Notes
1. The pleader may use the material in one of the three sets of brackets. His choice will depend upon whether he desires to plead the document verbatim, or by exhibit, or according to its legal effect.
2. Under the rules free joinder of claims is permitted. See rules
8
(e) and
18. Consequently the claims set forth in each and all of the following forms may be joined with this complaint or with each other. Ordinarily each claim should be stated in a separate division of the complaint, and the divisions should be designated as counts successively numbered. In particular the rules permit alternative and inconsistent pleading. See Form
10.
Source
(As amended Jan. 21, 1963, eff. July 1, 1963.)
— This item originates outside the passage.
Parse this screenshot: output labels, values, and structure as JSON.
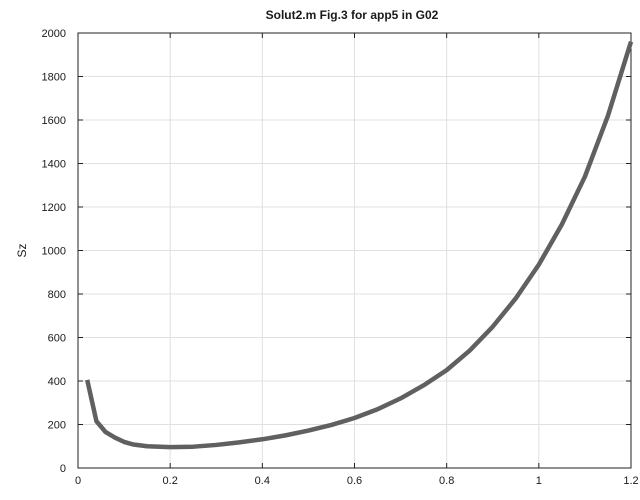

Notes of Advisory Committee on Rules—1963 Amendment
At various places, these Forms [Forms
3,
4,
5,
6,
7,
8,
9,
10,
11,
12,
13,
18,
21] allege or refer to damages of “ten thousand dollars, interest, and costs,” or the like. The Forms were written at a time when the jurisdictional amount in ordinary “diversity” and “Federal question” cases was an amount in excess of $3,000, exclusive of interest and costs, so the illustrative amounts set out in the Forms were adequate for jurisdictional purposes. However, U.S.C. Title
28, § 1331 (Federal question; amount in controversy; costs) and § 1332 (Diversity of citizenship; amount in controversy; costs), as amended by Pub. Law 85–554, 72 Stat. 415, July 25, 1958, now require that the amount in controversy, exclusive of interest and costs, be in excess of $10,000. Accordingly the Forms are misleading. They are amended at appropriate places by deleting the stated dollar amount and substituting a blank, to be properly filled in by the pleader.